Pasal 3 ditujukan untuk mereka yang tergolong pegawai negeri sebagaimana diatur dalam Pasal 1 angka 2, sedangkan ketentuan Pasal 2 diperuntukkan bagi mereka yang tergolong bukan pegawai negeri sebagaimana diatur dalam Pasal 1 angka 3. Oleh karena itu penggunaan Pasal 2 kurang tepat ditujukan kepada terdakwa, karena dia bukan sebagai pegawai negeri, kata Faisal.

Ia mengingatkan kepada para hakim PN untuk tidak memakai pertimbangan hukum atas dasar opini politik, opini publik yang cenderung berperan tinggi dalam putusan yang dieksaminasi, tetapi tetaplah harus dibuktikan agar tidak hanya didasarkan dengan prasangka.

Dalam Putusan Pengadilan Tinggi, majelis hakim telah menerapkan pertimbangan dengan prasangka dan bukan berbasiskan bukti tentang hubungan korupsi yang dilakukan oleh Terdakwa  dengan organisasi atau kelompok yang menuntut kemerdekaan Papua.

Pimpinan Wantimpres, Prof Dr Sri Adiningsih yang didampingi staf khusus, Dr Maria Lokollo mengatakan, tugas Wantimpres adalah tidak bisa mengeksekusi suatu putusan, tetapi sifatnya hanya menyampaikan rekomendasi terhadap suatu isu di masyarakat.

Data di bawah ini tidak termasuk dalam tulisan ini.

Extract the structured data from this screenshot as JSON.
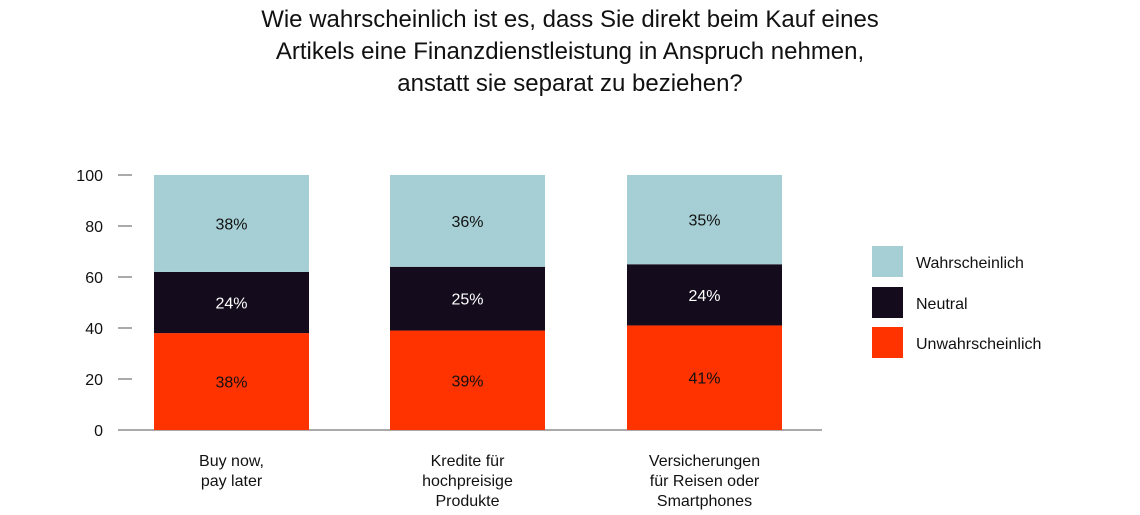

"Kita hanya dapat memberikan rekomendasi atas respon yang ada di masyarakat, dalam kaitan ini terkait mekanisme hukum yang belum berjalan sesuai yang diharakan meskipun reformasi sudah berjalan 20 tahun," kata Sri, seraya menambahkan, Watimpres itu dilarang memberi janji, tetapi wajib menyampaikan saran dan pertimbangan kepada Presiden.